Однако она лишь с трудом удержалась, чтобы еще до возвращения в Лонгборн не рассказать сестре о предложении мистера Дарси. Знать, что в ее власти поразить Джейн изумлением и потешить собственное тщеславие в той мере, в какой оно еще не уступило доводам рассудка, это был большой соблазн для откровенных признаний! И удержалась она лишь потому, что не решила, насколько откровенными должны быть эти признания, а кроме того, опасалась, как бы, заговорив на эту тему, нечаянно не сказать лишнее про Бингли и тем еще более удручить сестру.
Шла уже вторая неделя мая, когда три барышни вместе покинули Грейсчерч-стрит и отправились в город N в Хартфордшире. Когда они подъезжали к гостинице, где их должна была ждать карета мистера Беннета, то тут же убедились в пунктуальности кучера, так как из окна столового зала на втором этаже выглядывали Китти и Лидия. Эти юные девицы пробы ли в городе уже больше часа и получили большое удовольствие, посетив мастерскую модистки напротив гостиницы, рассматривая часового на посту и готовя салат с огурцами.
Поздоровавшись с сестрами, они с гордостью указали на стол, уставленный такими холодными блюдами, какие обычно подаются в подобных заведениях, восклицая наперебой:
— Правда, это очень мило?

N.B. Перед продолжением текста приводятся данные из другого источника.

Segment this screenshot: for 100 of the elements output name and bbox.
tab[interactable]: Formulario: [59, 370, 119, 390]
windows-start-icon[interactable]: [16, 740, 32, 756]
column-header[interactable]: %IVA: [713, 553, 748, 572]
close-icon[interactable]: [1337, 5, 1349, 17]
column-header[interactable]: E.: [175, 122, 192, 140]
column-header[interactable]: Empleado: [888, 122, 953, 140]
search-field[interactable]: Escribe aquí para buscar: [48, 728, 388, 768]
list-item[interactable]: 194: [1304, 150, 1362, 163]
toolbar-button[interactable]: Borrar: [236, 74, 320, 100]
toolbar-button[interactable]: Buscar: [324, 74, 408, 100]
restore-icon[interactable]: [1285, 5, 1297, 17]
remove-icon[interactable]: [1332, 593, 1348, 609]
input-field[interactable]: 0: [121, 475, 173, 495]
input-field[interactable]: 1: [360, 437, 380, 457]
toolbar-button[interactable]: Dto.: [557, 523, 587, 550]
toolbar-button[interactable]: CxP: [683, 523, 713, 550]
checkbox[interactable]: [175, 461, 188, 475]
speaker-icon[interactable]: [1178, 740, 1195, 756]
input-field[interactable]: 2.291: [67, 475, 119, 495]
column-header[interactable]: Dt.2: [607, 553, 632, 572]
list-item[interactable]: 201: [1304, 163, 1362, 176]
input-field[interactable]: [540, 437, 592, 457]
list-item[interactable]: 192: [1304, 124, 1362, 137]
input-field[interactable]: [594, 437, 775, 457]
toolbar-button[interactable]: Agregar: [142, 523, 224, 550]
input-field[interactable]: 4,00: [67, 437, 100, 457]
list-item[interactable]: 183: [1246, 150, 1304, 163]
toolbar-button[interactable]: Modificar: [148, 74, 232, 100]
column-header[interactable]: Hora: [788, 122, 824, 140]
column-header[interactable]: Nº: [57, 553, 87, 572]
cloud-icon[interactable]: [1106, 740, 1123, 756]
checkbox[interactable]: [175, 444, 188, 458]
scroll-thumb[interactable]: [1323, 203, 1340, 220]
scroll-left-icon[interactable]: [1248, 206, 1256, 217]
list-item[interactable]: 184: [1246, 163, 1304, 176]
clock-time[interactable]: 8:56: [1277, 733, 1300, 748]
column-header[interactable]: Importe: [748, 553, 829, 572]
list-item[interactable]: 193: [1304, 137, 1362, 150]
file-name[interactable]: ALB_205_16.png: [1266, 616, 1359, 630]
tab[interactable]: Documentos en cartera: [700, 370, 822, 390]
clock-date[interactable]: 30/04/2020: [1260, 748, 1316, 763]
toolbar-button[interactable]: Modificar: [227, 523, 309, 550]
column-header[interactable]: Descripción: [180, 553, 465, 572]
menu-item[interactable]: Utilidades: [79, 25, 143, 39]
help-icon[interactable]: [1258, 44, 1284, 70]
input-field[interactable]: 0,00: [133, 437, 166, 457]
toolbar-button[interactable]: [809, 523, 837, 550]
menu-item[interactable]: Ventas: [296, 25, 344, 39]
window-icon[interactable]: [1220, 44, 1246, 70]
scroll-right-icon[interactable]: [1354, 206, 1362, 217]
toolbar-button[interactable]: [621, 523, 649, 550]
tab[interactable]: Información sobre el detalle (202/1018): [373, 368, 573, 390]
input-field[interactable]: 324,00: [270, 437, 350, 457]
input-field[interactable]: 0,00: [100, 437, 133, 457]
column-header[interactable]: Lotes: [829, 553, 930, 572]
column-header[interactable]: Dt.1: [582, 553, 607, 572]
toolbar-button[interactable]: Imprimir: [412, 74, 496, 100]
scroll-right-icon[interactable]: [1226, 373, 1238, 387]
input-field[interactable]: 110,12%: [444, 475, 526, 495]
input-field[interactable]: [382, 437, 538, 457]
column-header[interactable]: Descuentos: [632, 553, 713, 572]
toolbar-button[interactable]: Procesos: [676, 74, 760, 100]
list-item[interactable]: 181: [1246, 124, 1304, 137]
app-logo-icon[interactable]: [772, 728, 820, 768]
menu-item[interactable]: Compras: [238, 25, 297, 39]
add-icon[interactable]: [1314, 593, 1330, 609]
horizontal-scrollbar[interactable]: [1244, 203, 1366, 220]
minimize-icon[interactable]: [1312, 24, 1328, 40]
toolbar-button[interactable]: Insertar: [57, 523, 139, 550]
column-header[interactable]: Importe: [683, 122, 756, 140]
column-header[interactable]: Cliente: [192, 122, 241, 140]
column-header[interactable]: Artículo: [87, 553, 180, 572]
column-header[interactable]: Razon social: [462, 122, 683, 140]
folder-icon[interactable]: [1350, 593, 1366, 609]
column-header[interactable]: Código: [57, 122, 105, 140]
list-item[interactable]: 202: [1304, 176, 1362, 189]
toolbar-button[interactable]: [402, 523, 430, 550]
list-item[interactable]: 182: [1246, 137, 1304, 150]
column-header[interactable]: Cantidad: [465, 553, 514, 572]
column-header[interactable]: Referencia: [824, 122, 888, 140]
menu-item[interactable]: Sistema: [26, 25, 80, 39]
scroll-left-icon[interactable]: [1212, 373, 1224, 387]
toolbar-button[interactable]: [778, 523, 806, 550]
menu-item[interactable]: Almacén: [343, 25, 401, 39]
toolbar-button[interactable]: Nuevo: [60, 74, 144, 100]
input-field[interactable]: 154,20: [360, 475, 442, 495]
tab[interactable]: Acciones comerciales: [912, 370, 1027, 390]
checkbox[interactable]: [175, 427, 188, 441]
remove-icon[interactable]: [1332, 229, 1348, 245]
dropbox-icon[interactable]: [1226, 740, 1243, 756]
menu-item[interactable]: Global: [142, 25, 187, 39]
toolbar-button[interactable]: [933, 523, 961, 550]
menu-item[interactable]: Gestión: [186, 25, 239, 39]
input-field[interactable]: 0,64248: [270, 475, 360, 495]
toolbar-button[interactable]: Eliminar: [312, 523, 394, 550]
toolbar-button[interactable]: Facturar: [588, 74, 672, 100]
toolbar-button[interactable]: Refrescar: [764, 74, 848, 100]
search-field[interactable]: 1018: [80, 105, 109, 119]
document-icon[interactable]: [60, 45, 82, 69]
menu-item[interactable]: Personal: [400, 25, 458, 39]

Правда, очень приятный сюрприз?
— И мы намерены угостить вас всем, только для этого вы должны одолжить нам деньги, потому что все свои мы как раз потратили вон в той лавке. — Тут она показала свои покупки. — Посмотрите, какую шляпку я купила. По-моему, она не очень красивая, но я подумала, почему бы и не купить ее? Как только вернусь домой, распорю ее и посмотрю, нельзя ли сделать ее помоднее.
A когда сестры объявили, что шляпка безобразна, она добавила с полной беззаботностью:
— Так в лавке было две-три еще безобразнее! A когда я куплю для отделки атлас покрасивее, так она будет выглядеть вполне сносно. Да к тому же не все ли равно, что носить в это лето, после того, как ***ширцы покинут Меритон, а они выступают через две недели.
— Неужели? — воскликнула Элизабет, очень довольная.
— Их расквартируют под Брайтоном, и я так хочу, чтобы папенька отвез нас в Брайтон на лето! Вот было бы бесподобно! A обошлось бы, право, совсем недорого. И маменька хочет поехать, подумать только! Вообразите, какое скучное лето нам иначе придется провести!